O desenvolvimento de eVTOLs e a Mobilidade Aérea Avançada (AAM – Advanced Air Mobility) têm trazido uma previsão de crescimento expressivo da indústria aeronáutica até 2030 no mundo e o Brasil está inserido nesse novo cenário de transportes.
Com a perspectiva de entrada de novos veículos há necessidade de adoção de medidas de harmonização do uso do espaço aéreo integrando aos sistemas de gerenciamento de tráfego aéreo (ATM) e ao sistema de defesa área (ASD), as novas tecnologias e soluções para o gerenciamento de tráfego aéreo de RPAS (UTM), além de gerenciamento de tráfego aéreo urbano (UATM).
O impacto geral da AAM vem sendo comparado à introdução, outrora, do motor a jato na aviação. Assim, vários países têm iniciado os trabalhos para a concepção e definição da estratégia de implantação do AAM. No Brasil, o Departamento de Controle do Espaço Aéreo (DECEA) já emitiu a DCA 351-6 – Concepção Operacional do UTM Nacional, visando integrar os novos veículos não tripulados (RPAS) no ecossistema do espaço aéreo brasileiro, mantendo o nível de eficiência e segurança operacional requerido. Ademais, diante do cenário crescente do voo de RPAS, o DECEA tem implantado um sistema inovador de solicitação de acesso ao espaço aéreo.
Nesse contexto, o sistema UTM surge para monitorar simultaneamente e, em certa medida, controlar um grande número de RPAS. Contudo é fundamental um aprimoramento e evolução visando a inclusão da mobilidade aérea urbana e eVTOLs, além da construção de um amplo sistema digital, com apoio de inteligência artificial e aprendizagem de máquina, a fim de permitir a otimização plena das operações autônomas dos RPAS e dos eVTOLs pilotados.
Uma notável diferença, entretanto, reside na vasta quantidade de sistemas de RPAS e aeronaves de asas rotativas já presentes nas áreas urbanas, bem como no rápido avanço dos eVTOLs, que possuem uma tendência, ainda que remota, de operar de forma totalmente autônoma, ou seja, sem a necessidade de pilotos, em diversos cenários urbanos e regionais.
Essa evolução no campo da aviação e dos veículos aéreos não tripulados traz consigo desafios e oportunidades.
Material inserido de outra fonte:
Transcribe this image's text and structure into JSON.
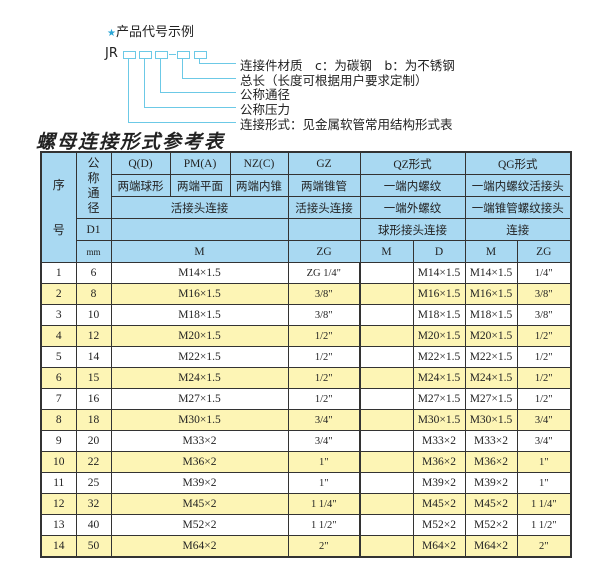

Em áreas metropolitanas densamente povoadas, como a cidade de São Paulo com sua grande frota de helicópteros, o tráfego aéreo pode se tornar cada vez mais congestionado e a chegada dos eVTOLs, que podem operar em espaços menores e decolar e pousar verticalmente, certamente vai trazer novas sistemáticas e adaptações para o gerenciamento de tráfego aéreo.
A operação de aeronaves não tripuladas apresenta uma surpreendente similaridade com aeronaves tradicionais, em especial, as de asas rotativas. Conforme os dados de 2021 da Associação Brasileira de Pilotos de Helicópteros (ABRAPHE), São Paulo possui a maior frota de helicópteros do mundo e a região metropolitana e cidades vizinhas hospedam uma frota de 411 helicópteros, com cerca de 2.200 pousos e decolagens diários. Esse adensamento de tráfego aéreo metropolitano onde muitas aeronaves operam simultaneamente em uma mesma área exigirá maior automatismo.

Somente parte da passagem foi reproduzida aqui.